2022年1月31日月曜日

人権講座

1月29日(土)

「同和問題」
~部落差別の現状とこれからの取り組み~

講師
河原 行孝さん
(人権教育推進員)

 同和問題の講師には被差別部落の方であることがよくあるでしょうが、私は自分が被差別部落出身であるかどうかはわかりません。これからもわからないでしょう。なぜなら、調べてもいないし、今後も調べないからです。その理由は「どちらでも構わないから」
 皆さんの部落差別との「出会い」は、どうだったでしょうか。学校や家庭で出会われたことでしょうが、学校教育で部落差別を習ったかどうかは、地域差と年齢差が大きい。
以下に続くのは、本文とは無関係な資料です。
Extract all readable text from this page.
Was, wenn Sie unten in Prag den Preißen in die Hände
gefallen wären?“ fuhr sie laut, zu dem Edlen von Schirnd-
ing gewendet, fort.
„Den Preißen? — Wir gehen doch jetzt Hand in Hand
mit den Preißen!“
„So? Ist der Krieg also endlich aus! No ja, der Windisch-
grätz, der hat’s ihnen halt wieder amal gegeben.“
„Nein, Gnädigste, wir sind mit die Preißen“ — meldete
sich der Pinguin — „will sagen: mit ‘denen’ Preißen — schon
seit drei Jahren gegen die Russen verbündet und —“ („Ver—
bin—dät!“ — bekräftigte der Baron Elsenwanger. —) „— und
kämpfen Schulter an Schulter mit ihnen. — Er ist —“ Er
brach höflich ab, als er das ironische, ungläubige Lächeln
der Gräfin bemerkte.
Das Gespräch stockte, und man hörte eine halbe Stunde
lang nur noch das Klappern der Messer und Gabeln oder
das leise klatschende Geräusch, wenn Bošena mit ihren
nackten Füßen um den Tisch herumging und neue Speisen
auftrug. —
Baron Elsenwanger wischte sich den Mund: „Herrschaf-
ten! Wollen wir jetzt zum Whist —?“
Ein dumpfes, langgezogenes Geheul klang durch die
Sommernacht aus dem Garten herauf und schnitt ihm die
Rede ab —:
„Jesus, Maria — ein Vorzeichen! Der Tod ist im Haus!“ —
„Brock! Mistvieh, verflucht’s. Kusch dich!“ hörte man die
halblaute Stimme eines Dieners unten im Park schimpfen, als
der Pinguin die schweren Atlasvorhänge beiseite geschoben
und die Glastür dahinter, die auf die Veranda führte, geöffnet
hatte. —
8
早くから取り組んでいるのは福岡県や関西です。私が初めて同和問題を習ったのは、大学の教員免許取得のための必修科目にあったためで、教員免許を取得してなかったら学生時代に習うことはなかった。家庭で部落という言葉を初めて聞いた時は、プラスイメージだったでしょうか?私が、初めて親から直接聞いたのは、40歳すぎてからでした。高校教師になって直面したのは、ある県立高校の生徒がグループで作ったロックバンドに賤称語を名づけ、入場券を売り、演奏会を計画したということがあり、学校教育が厳しく批判されました。
 私は、同和教育推進教員として人権教育を推進し、部落解放の歴史に学び、あらゆる差別を無くしていこうと伝えてきました。部落差別をなくす闘いが勝ち取ってきたものには、義務教育の教科書無償、外国人登録証の指紋押捺撤廃、就職時の応募用紙の統一、九州の同和教育の先駆者である林 力先生が中心となって取り組んできたハンセン病の方々への補償等があります。
 最近のニュース(2021923日の報道)に、福岡県の通信制高校のサポート校で、入学願書に家族の職業などの記入を求める不適切な項目があったということがありました。進学や就職は親の職業等に関係なく本人の能力と適正だけを見て選んでほしいと、部落差別の中の就職差別を無くす取り組みから、すべての生徒の進路を保障する取り組みへと受け継がれているのです。
 ある市での令和2年「男女共同参画社会に関する意識調査」の自由記述欄の中に気になるものがありました。
 「〇〇校区の最大の問題は、同和地区の開放運動がいまだに盛んなことだと思います。これだけの世帯が家を建てたり、引っ越して来ているのに、まだ差別があると思われているのでしょうか?同和地区だからではなく、いまだに差別があるという考え方の地域だということが、とても嫌で恥ずかしいです。…」
 この記述の問題点は、部落差別がいまだに無くなっていないのに、部落差別の現状が見えなくなっている、忘れ去られている、ということです。「部落解放運動」は、長い年月を経て様々な差別からの解放のために大きな役割を果たしてきたという事実を、今後も伝えていきたい。